メインコーナーは、ここまでお伝えしたホームアシスタントを含む、AIoTが実現した家庭はどのようになるのか、イメージを膨らませる「AIoTスマートホームゾーン」。未来感あるデザインのエアコンや空気清浄機、オーブンレンジなどが参考展示されている。
ホームアシスタントはエアコンとの連携をアピールしており、他の家電との連携についてはスタッフの説明に任せているカタチだ。
ロボホンコーナーでは、先日のアップデートで実装した2体のロボホン同士の掛け合いが見られる。

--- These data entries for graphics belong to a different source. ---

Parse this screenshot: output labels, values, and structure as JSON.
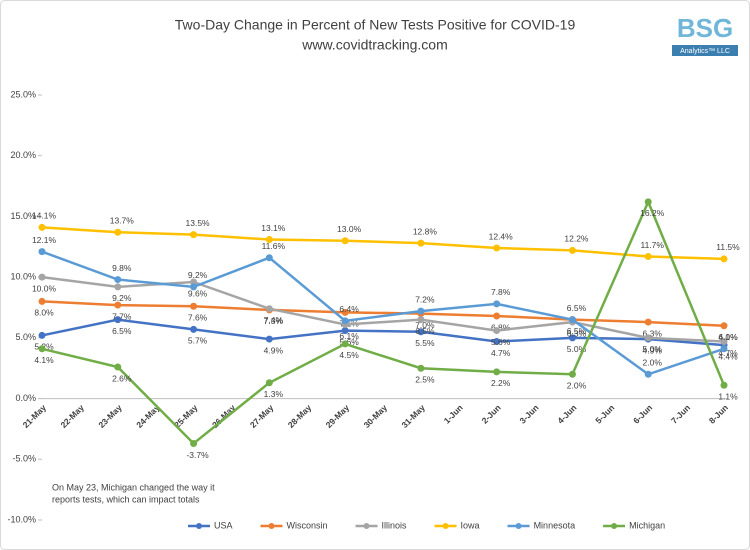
{
  "chart_data": {
    "type": "line",
    "title": "Two-Day Change in Percent of New Tests Positive for COVID-19",
    "subtitle": "www.covidtracking.com",
    "logo": {
      "mark": "BSG",
      "text": "Analytics™ LLC"
    },
    "annotation": [
      "On May 23, Michigan changed the way it",
      "reports tests, which can impact totals"
    ],
    "xticks": [
      "21-May",
      "22-May",
      "23-May",
      "24-May",
      "25-May",
      "26-May",
      "27-May",
      "28-May",
      "29-May",
      "30-May",
      "31-May",
      "1-Jun",
      "2-Jun",
      "3-Jun",
      "4-Jun",
      "5-Jun",
      "6-Jun",
      "7-Jun",
      "8-Jun"
    ],
    "categories": [
      "21-May",
      "23-May",
      "25-May",
      "27-May",
      "29-May",
      "31-May",
      "2-Jun",
      "4-Jun",
      "6-Jun",
      "8-Jun"
    ],
    "ylim": [
      -10,
      25
    ],
    "yticks": [
      {
        "value": -10,
        "label": "-10.0%"
      },
      {
        "value": -5,
        "label": "-5.0%"
      },
      {
        "value": 0,
        "label": "0.0%"
      },
      {
        "value": 5,
        "label": "5.0%"
      },
      {
        "value": 10,
        "label": "10.0%"
      },
      {
        "value": 15,
        "label": "15.0%"
      },
      {
        "value": 20,
        "label": "20.0%"
      },
      {
        "value": 25,
        "label": "25.0%"
      }
    ],
    "grid": false,
    "legend": "bottom",
    "series": [
      {
        "name": "USA",
        "color": "#4472c4",
        "values": [
          5.2,
          6.5,
          5.7,
          4.9,
          5.6,
          5.5,
          4.7,
          5.0,
          4.9,
          4.4
        ],
        "value_labels": [
          "5.2%",
          "6.5%",
          "5.7%",
          "4.9%",
          "5.6%",
          "5.5%",
          "4.7%",
          "5.0%",
          "4.9%",
          "4.4%"
        ]
      },
      {
        "name": "Wisconsin",
        "color": "#ed7d31",
        "values": [
          8.0,
          7.7,
          7.6,
          7.3,
          7.1,
          7.0,
          6.8,
          6.5,
          6.3,
          6.0
        ],
        "value_labels": [
          "8.0%",
          "7.7%",
          "7.6%",
          "7.3%",
          "7.1%",
          "7.0%",
          "6.8%",
          "6.5%",
          "6.3%",
          "6.0%"
        ]
      },
      {
        "name": "Illinois",
        "color": "#a5a5a5",
        "values": [
          10.0,
          9.2,
          9.6,
          7.4,
          6.1,
          6.5,
          5.6,
          6.3,
          5.0,
          4.7
        ],
        "value_labels": [
          "10.0%",
          "9.2%",
          "9.6%",
          "7.4%",
          "6.1%",
          "6.5%",
          "5.6%",
          "6.3%",
          "5.0%",
          "4.7%"
        ]
      },
      {
        "name": "Iowa",
        "color": "#ffc000",
        "values": [
          14.1,
          13.7,
          13.5,
          13.1,
          13.0,
          12.8,
          12.4,
          12.2,
          11.7,
          11.5
        ],
        "value_labels": [
          "14.1%",
          "13.7%",
          "13.5%",
          "13.1%",
          "13.0%",
          "12.8%",
          "12.4%",
          "12.2%",
          "11.7%",
          "11.5%"
        ]
      },
      {
        "name": "Minnesota",
        "color": "#5b9bd5",
        "values": [
          12.1,
          9.8,
          9.2,
          11.6,
          6.4,
          7.2,
          7.8,
          6.5,
          2.0,
          4.1
        ],
        "value_labels": [
          "12.1%",
          "9.8%",
          "9.2%",
          "11.6%",
          "6.4%",
          "7.2%",
          "7.8%",
          "6.5%",
          "2.0%",
          "4.1%"
        ]
      },
      {
        "name": "Michigan",
        "color": "#70ad47",
        "values": [
          4.1,
          2.6,
          -3.7,
          1.3,
          4.5,
          2.5,
          2.2,
          2.0,
          16.2,
          1.1
        ],
        "value_labels": [
          "4.1%",
          "2.6%",
          "-3.7%",
          "1.3%",
          "4.5%",
          "2.5%",
          "2.2%",
          "2.0%",
          "16.2%",
          "1.1%"
        ]
      }
    ]
  }
}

ロボホンとロボホンが延々とあっち向いてホイを続けていて微妙にシュールだ。ロボホンは法人への導入提案も進めており、飲食店などの受付・接客、多国語による観光案内、見守りなどの事例を紹介していた。
IGZO / 8Kゾーンは、IGZO技術を応用した四角くないフリーフォームディスプレイ(FFD)や、超高精細ディスプレイの展示だ。85インチ8Kモニターを使ったCG女子高生「Saya」の動画や、NHKが試験放送中のスーパーハイビジョン番組の上映なども行う。
Be Originalゾーンは、シャープの100年を超える歴史の中で、エポックメイキングだった商品の展示。太陽電池電卓、液晶ビューカム、カメラ付き携帯電話、初代AQUOSなどが並ぶ。Be Originalはシャープのキャッチフレーズだった「目の付け所がシャープでしょ」のニュアンスを英文にしたもの。
全体的にワクワクさせてくれるソリューションが豊富で、見どころも用意されている印象だ。ただ、やや厳しい指摘をすると、AIoTがメインコンテンツでありながら、AIoTから外れたソリューションも並んでいるのは気になった。8K映像モニターやIGZOによるフリーフォームディスプレイなどは圧倒的な画質と見た目の斬新さで目を引くのだが、ここに展示しているものが、ホームアシスタントやロボホンから操作できれば、もっと一体感が演出できて楽しめるのではないかと感じた。